Petition or pardon?
46- Natallia Radzina
- 7.05.2012, 15:02
Lukashenka can pardon all political prisoners today, but he prefers to tell lies that it is impossible to do without petitions for pardon.
“Those who are left there and have not written the address to the president, they are sure to stay in jail. That’s all pressure. No one would press on me in this issue,” Alyaksandr Lukashenka said to journalists on April 21.
A usual trafficking in humans, cynical and inhuman, is taking place on the part of the dictator now. First Andrei Sannikov was forced to write a petition for pardon. The dictator avenged his strongest rival in the cruelest way. He was tortured in the KGB prison, then he was subjected to mocking transfer from one colony to another, kept in isolation, blackmailed. Zmitser Bandarenka who underwent a spinal surgery in prison, had to write a petition for pardon as he understood that just a little longer – and he would be deprived of an ability to walk completely.
Today Andrei Sannikov and Zmitser Bandarenka are not in prison, and imposing of further sanctions has been suspended by the West. But can oppositional politicians be considered free, when just 5 days after the release a spiteful bark was heard: “Two hours are enough – and they are in the colony again!” ?

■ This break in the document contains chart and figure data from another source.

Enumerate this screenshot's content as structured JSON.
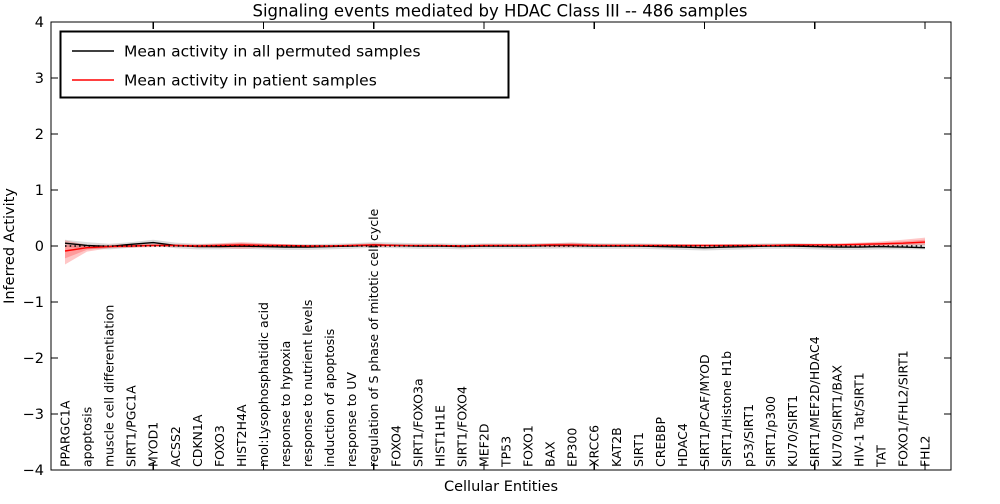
{
  "title": "Signaling events mediated by HDAC Class III -- 486 samples",
  "axes": {
    "ylabel": "Inferred Activity",
    "xlabel": "Cellular Entities",
    "yticks": [
      "4",
      "3",
      "2",
      "1",
      "0",
      "−1",
      "−2",
      "−3",
      "−4"
    ],
    "ylim": [
      -4,
      4
    ]
  },
  "legend": {
    "items": [
      {
        "label": "Mean activity in all permuted samples",
        "color": "#000000"
      },
      {
        "label": "Mean activity in patient samples",
        "color": "#ff0000"
      }
    ]
  },
  "chart_data": {
    "type": "line",
    "title": "Signaling events mediated by HDAC Class III -- 486 samples",
    "xlabel": "Cellular Entities",
    "ylabel": "Inferred Activity",
    "ylim": [
      -4,
      4
    ],
    "x_major_tick_step": 5,
    "grid": false,
    "legend_position": "upper left",
    "zero_line": {
      "y": 0,
      "style": "dotted",
      "color": "#000000"
    },
    "categories": [
      "PPARGC1A",
      "apoptosis",
      "muscle cell differentiation",
      "SIRT1/PGC1A",
      "MYOD1",
      "ACSS2",
      "CDKN1A",
      "FOXO3",
      "HIST2H4A",
      "mol:Lysophosphatidic acid",
      "response to hypoxia",
      "response to nutrient levels",
      "induction of apoptosis",
      "response to UV",
      "regulation of S phase of mitotic cell cycle",
      "FOXO4",
      "SIRT1/FOXO3a",
      "HIST1H1E",
      "SIRT1/FOXO4",
      "MEF2D",
      "TP53",
      "FOXO1",
      "BAX",
      "EP300",
      "XRCC6",
      "KAT2B",
      "SIRT1",
      "CREBBP",
      "HDAC4",
      "SIRT1/PCAF/MYOD",
      "SIRT1/Histone H1b",
      "p53/SIRT1",
      "SIRT1/p300",
      "KU70/SIRT1",
      "SIRT1/MEF2D/HDAC4",
      "KU70/SIRT1/BAX",
      "HIV-1 Tat/SIRT1",
      "TAT",
      "FOXO1/FHL2/SIRT1",
      "FHL2"
    ],
    "series": [
      {
        "name": "Mean activity in all permuted samples",
        "color": "#000000",
        "band_color": "rgba(0,0,0,0.14)",
        "values": [
          0.05,
          0.01,
          -0.01,
          0.03,
          0.06,
          0.01,
          -0.01,
          -0.01,
          0.0,
          -0.01,
          -0.02,
          -0.02,
          -0.01,
          0.0,
          0.02,
          0.01,
          0.0,
          0.0,
          -0.01,
          0.0,
          0.0,
          0.0,
          0.01,
          0.01,
          0.0,
          0.0,
          0.0,
          -0.01,
          -0.02,
          -0.03,
          -0.02,
          -0.01,
          0.0,
          0.0,
          -0.01,
          -0.02,
          -0.02,
          -0.01,
          -0.02,
          -0.03
        ],
        "band_upper": [
          0.11,
          0.07,
          0.04,
          0.07,
          0.11,
          0.06,
          0.04,
          0.04,
          0.05,
          0.04,
          0.03,
          0.03,
          0.04,
          0.05,
          0.07,
          0.06,
          0.05,
          0.05,
          0.04,
          0.05,
          0.05,
          0.05,
          0.05,
          0.06,
          0.05,
          0.05,
          0.05,
          0.04,
          0.03,
          0.02,
          0.03,
          0.04,
          0.05,
          0.05,
          0.04,
          0.03,
          0.03,
          0.04,
          0.04,
          0.04
        ],
        "band_lower": [
          -0.01,
          -0.05,
          -0.06,
          -0.03,
          0.01,
          -0.04,
          -0.06,
          -0.06,
          -0.05,
          -0.06,
          -0.07,
          -0.07,
          -0.06,
          -0.05,
          -0.03,
          -0.04,
          -0.05,
          -0.05,
          -0.06,
          -0.05,
          -0.05,
          -0.05,
          -0.05,
          -0.04,
          -0.05,
          -0.05,
          -0.05,
          -0.06,
          -0.07,
          -0.08,
          -0.07,
          -0.06,
          -0.05,
          -0.05,
          -0.06,
          -0.07,
          -0.07,
          -0.06,
          -0.06,
          -0.06
        ]
      },
      {
        "name": "Mean activity in patient samples",
        "color": "#ff0000",
        "band_color": "rgba(255,0,0,0.22)",
        "values": [
          -0.09,
          -0.03,
          -0.01,
          0.0,
          0.01,
          0.01,
          0.0,
          0.01,
          0.02,
          0.01,
          0.01,
          0.0,
          0.0,
          0.01,
          0.02,
          0.01,
          0.01,
          0.01,
          0.0,
          0.01,
          0.01,
          0.01,
          0.02,
          0.02,
          0.01,
          0.01,
          0.01,
          0.01,
          0.01,
          0.01,
          0.01,
          0.01,
          0.01,
          0.02,
          0.02,
          0.02,
          0.03,
          0.04,
          0.05,
          0.07
        ],
        "band_upper": [
          0.1,
          0.02,
          0.02,
          0.04,
          0.04,
          0.03,
          0.03,
          0.05,
          0.07,
          0.05,
          0.03,
          0.02,
          0.02,
          0.03,
          0.05,
          0.03,
          0.02,
          0.02,
          0.02,
          0.03,
          0.03,
          0.03,
          0.05,
          0.06,
          0.04,
          0.03,
          0.03,
          0.03,
          0.03,
          0.03,
          0.03,
          0.03,
          0.03,
          0.04,
          0.04,
          0.05,
          0.06,
          0.08,
          0.11,
          0.15
        ],
        "band_lower": [
          -0.33,
          -0.1,
          -0.04,
          -0.03,
          -0.02,
          -0.02,
          -0.02,
          -0.03,
          -0.05,
          -0.03,
          -0.02,
          -0.01,
          -0.01,
          -0.01,
          -0.02,
          -0.01,
          -0.01,
          -0.01,
          -0.01,
          -0.01,
          -0.01,
          -0.01,
          -0.02,
          -0.02,
          -0.01,
          -0.01,
          -0.01,
          -0.02,
          -0.02,
          -0.02,
          -0.01,
          -0.01,
          -0.01,
          -0.01,
          -0.01,
          -0.01,
          -0.01,
          0.0,
          0.01,
          0.02
        ]
      }
    ]
  }
}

The rest of the political prisoners are undergoing extreme pressure in prisons now. We have learnt from the terse from behind the bars that there are attempts to force each of them to write a petition addressed to Lukashenka. Mikola Statkevich has been transferred to a closed prison with much harsher incarceration conditions, and spent two months in a cell with a person suffering from TB. Ales Byalyatski who is rapidly losing sight, is kept in informational isolation. Syarhei Kavalenka, who is on the verge of death after a long hunger strike is placed into a mental hospital. Zmitser Dashkevich undergoes an unprecedented pressure. Mikalai Dzyadok has been transferred from Mahilyou colony into Shklou colony deprived of the right for meetings and parcels, placed into the punitive isolation cell for 5 days. Alyaksandr Frantskevich has been deprived of the long meeting with his family. Pavel Sevyarynets has been deprived of a right for conditional early release. Mikalai Autukhovich has serious health problems.
And what is happening to those who are considered to be at large? Pavel Vinahradau is under preventive supervision. Alyaksandr Atroshchankau is banned from leaving the country. Iryna Khalip and Uladzimir Nyaklyaeu cannot leave their houses at night. One more criminal case has been opened against Uladzimir Parfyankou. Alyaksandr Mauchanau has already been sentenced to 1.5 years’ imprisonment.

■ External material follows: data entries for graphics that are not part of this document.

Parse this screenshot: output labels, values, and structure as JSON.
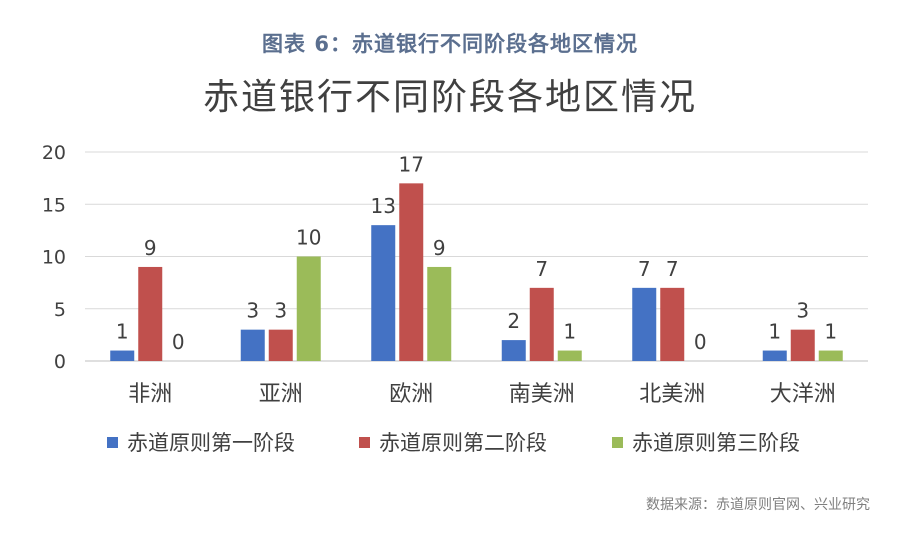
{
  "caption": "图表 6：赤道银行不同阶段各地区情况",
  "source": "数据来源：赤道原则官网、兴业研究",
  "chart_data": {
    "type": "bar",
    "title": "赤道银行不同阶段各地区情况",
    "categories": [
      "非洲",
      "亚洲",
      "欧洲",
      "南美洲",
      "北美洲",
      "大洋洲"
    ],
    "series": [
      {
        "name": "赤道原则第一阶段",
        "color": "#4472c4",
        "values": [
          1,
          3,
          13,
          2,
          7,
          1
        ]
      },
      {
        "name": "赤道原则第二阶段",
        "color": "#c0504d",
        "values": [
          9,
          3,
          17,
          7,
          7,
          3
        ]
      },
      {
        "name": "赤道原则第三阶段",
        "color": "#9bbb59",
        "values": [
          0,
          10,
          9,
          1,
          0,
          1
        ]
      }
    ],
    "ylim": [
      0,
      20
    ],
    "yticks": [
      0,
      5,
      10,
      15,
      20
    ],
    "grid": true,
    "legend": "bottom"
  }
}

The dictator has only one aim – to destroy the opposition completely. To crash those in prison, and to bind hand and foot, and gag of those who are at large. And at the same time, he wants to avoid sanctions, by giving promises that he might amnesty the prisoners in summer.
No excessive optimism should be enjoyed with reference to that. Even on formal grounds, due to the charges and terms they had been sentenced to, political prisoners cannot be included in the amnesty. And we should note that Lukashenka has not said he is going to release the political prisoners. On the contrary, he stressed that “normal prisoners would be amnestied.
Besides, what is hindering Lukashenka to release the people right now, and not in a few months?
According to the Criminal Code of Belarus, the head of the state has a right to amnesty prisoners. There is not a word in the Criminal Code that prisoners should petition for pardon first. The procedure of pardon is specified by other statutory acts, but as long as the Criminal Code has greater force, under the law the leader can release people from the prison without asking any “kowtows” from them.
Moreover, many prominent persons have addressed Lukashenka with a request to pardon the political prisoners. Among them were Ryhor Baradulin, Viktar Dashuk, Zinaida Bandarenka, Radzim Haretski, Leanid Lych, common citizens and Christians.
It is said in all decrees on pardon that it should be done out of humanitarian considerations. And what out of humanitarian considerations are in subjecting political prisoners to tortures? Their lives and health are in real danger.
Now Lukashenka is playing for time, trying to deceive the European Union, prevent it from imposing sanctions, and hoping that in May he would be allowed to host the World Ice Hockey Championship – just because he can release political prisoners (maybe!) in the future. That is, the dictator makes conditions to Europe: do not make me angry, do not impose sanctions, let me torture people for some time more, crash them, destroy them morally and physically.
But the political prisoners behind the bars do not have time. Every minute counts for many of them now. As every day, every hour, every minute they are suffering from humiliation and cruelty. And we cannot just wait and observe how they are being slowly killed behind the thick prison walls.